The area of the Forest Plantation class increased in the period, as well as the Natural Forest. Forestry has a strong presence in the region and it is currently the target of conflicts, but the data from the study area shows that the increase in the Forest Plantation class is not necessarily advancing over the Natural Forest. There is a tendency for the Forest Plantation areas to reduce the pressure on Natural Forest areas, with the advance of technologies and management efficiency. The proposed methodology does not evaluate pollination in the Forest Plantation class, but it is a public knowledge that the main company responsible for forestry in the basin works with beekeepers, who place their hives near the eucalyptus plantations with no cost.

The most urgent problem of the APFW is related to the decrease in water quality as a consequence of the lack of sanitation, inadequate industrial dumping and disorderly urban expansion to the Arroio Passo Fundo downstream area, which leads to a gradual loss of ES, such as water regulation and supply, waste treatment and recreation. These services must receive special attention and the degraded ecosystems must be rehabilitated, through the protection of the riparian forest, implementation of basic sanitation for the entire population and more effective inspection measures by public agencies for polluting industrial activity. These actions need to be considered in the future, as they should bring the increase in natural capital and ES in the basin, which can be measured and monitored through the MapBiomas Project’s available classification.

Although there are many monitoring methods and different evaluation indicators, ES points to a solution that is easy to access and use, which can be used without cost by public managers, allowing some initiative to be taken immediately, without letting the situation worsen or become stagnant.

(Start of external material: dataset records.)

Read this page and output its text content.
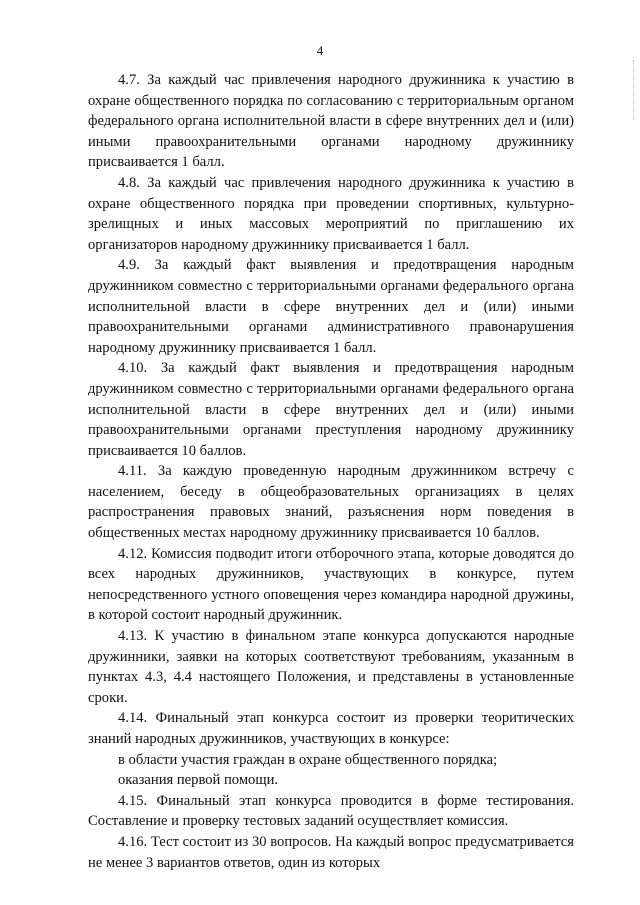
4

4.7. За каждый час привлечения народного дружинника к участию в охране общественного порядка по согласованию с территориальным органом федерального органа исполнительной власти в сфере внутренних дел и (или) иными правоохранительными органами народному дружиннику присваивается 1 балл.

4.8. За каждый час привлечения народного дружинника к участию в охране общественного порядка при проведении спортивных, культурно-зрелищных и иных массовых мероприятий по приглашению их организаторов народному дружиннику присваивается 1 балл.

4.9. За каждый факт выявления и предотвращения народным дружинником совместно с территориальными органами федерального органа исполнительной власти в сфере внутренних дел и (или) иными правоохранительными органами административного правонарушения народному дружиннику присваивается 1 балл.

4.10. За каждый факт выявления и предотвращения народным дружинником совместно с территориальными органами федерального органа исполнительной власти в сфере внутренних дел и (или) иными правоохранительными органами преступления народному дружиннику присваивается 10 баллов.

4.11. За каждую проведенную народным дружинником встречу с населением, беседу в общеобразовательных организациях в целях распространения правовых знаний, разъяснения норм поведения в общественных местах народному дружиннику присваивается 10 баллов.

4.12. Комиссия подводит итоги отборочного этапа, которые доводятся до всех народных дружинников, участвующих в конкурсе, путем непосредственного устного оповещения через командира народной дружины, в которой состоит народный дружинник.

4.13. К участию в финальном этапе конкурса допускаются народные дружинники, заявки на которых соответствуют требованиям, указанным в пунктах 4.3, 4.4 настоящего Положения, и представлены в установленные сроки.

4.14. Финальный этап конкурса состоит из проверки теоритических знаний народных дружинников, участвующих в конкурсе:

в области участия граждан в охране общественного порядка;

оказания первой помощи.

4.15. Финальный этап конкурса проводится в форме тестирования. Составление и проверку тестовых заданий осуществляет комиссия.

4.16. Тест состоит из 30 вопросов. На каждый вопрос предусматривается не менее 3 вариантов ответов, один из которых
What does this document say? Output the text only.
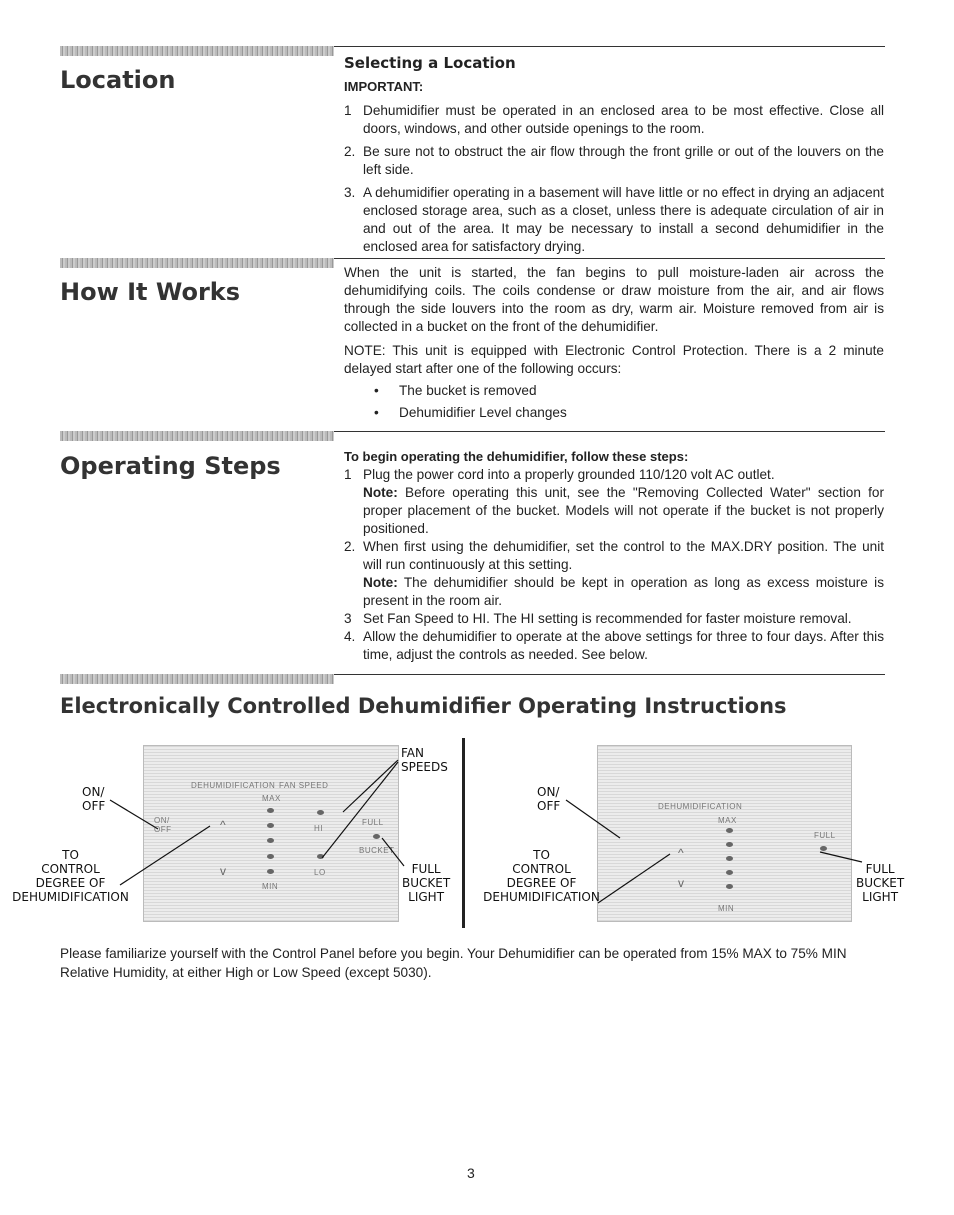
Location

Selecting a Location

IMPORTANT:

1 Dehumidifier must be operated in an enclosed area to be most effective. Close all doors, windows, and other outside openings to the room.
2. Be sure not to obstruct the air flow through the front grille or out of the louvers on the left side.
3. A dehumidifier operating in a basement will have little or no effect in drying an adjacent enclosed storage area, such as a closet, unless there is adequate circulation of air in and out of the area. It may be necessary to install a second dehumidifier in the enclosed area for satisfactory drying.
How It Works

When the unit is started, the fan begins to pull moisture-laden air across the dehumidifying coils. The coils condense or draw moisture from the air, and air flows through the side louvers into the room as dry, warm air. Moisture removed from air is collected in a bucket on the front of the dehumidifier.

NOTE: This unit is equipped with Electronic Control Protection. There is a 2 minute delayed start after one of the following occurs:

• The bucket is removed
• Dehumidifier Level changes
Operating Steps	To begin operating the dehumidifier, follow these steps:

1 Plug the power cord into a properly grounded 110/120 volt AC outlet.
Note: Before operating this unit, see the "Removing Collected Water" section for proper placement of the bucket. Models will not operate if the bucket is not properly positioned.
2. When first using the dehumidifier, set the control to the MAX.DRY position. The unit will run continuously at this setting.
Note: The dehumidifier should be kept in operation as long as excess moisture is present in the room air.
3 Set Fan Speed to HI. The HI setting is recommended for faster moisture removal.
4. Allow the dehumidifier to operate at the above settings for three to four days. After this time, adjust the controls as needed. See below.
Electronically Controlled Dehumidifier Operating Instructions
DEHUMIDIFICATION FAN SPEED
MAX
MIN
HI
LO
FULL
BUCKET
ON/ OFF	^
v
ON/
OFF
TO
CONTROL
DEGREE OF
DEHUMIDIFICATION
FAN
SPEEDS
FULL
BUCKET
LIGHT
DEHUMIDIFICATION
MAX
MIN
FULL
^
v
ON/
OFF
TO
CONTROL
DEGREE OF
DEHUMIDIFICATION
FULL
BUCKET
LIGHT
Please familiarize yourself with the Control Panel before you begin. Your Dehumidifier can be operated from 15% MAX to 75% MIN Relative Humidity, at either High or Low Speed (except 5030).
3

Finally, it is noted that the trend scenario does not mean an absolute prediction of the future for the next years, but rather a representation of a probable condition, if adequate measures are not taken. For this evaluation, it is necessary to include changing vectors to evaluate different scenarios.

ACKNOWLEDGMENTS

This work was carried out with the support of the Brazilian Coordenação de Aperfeiçoamento de Pessoal de Nível Superior (CAPES) - Funding Code 001.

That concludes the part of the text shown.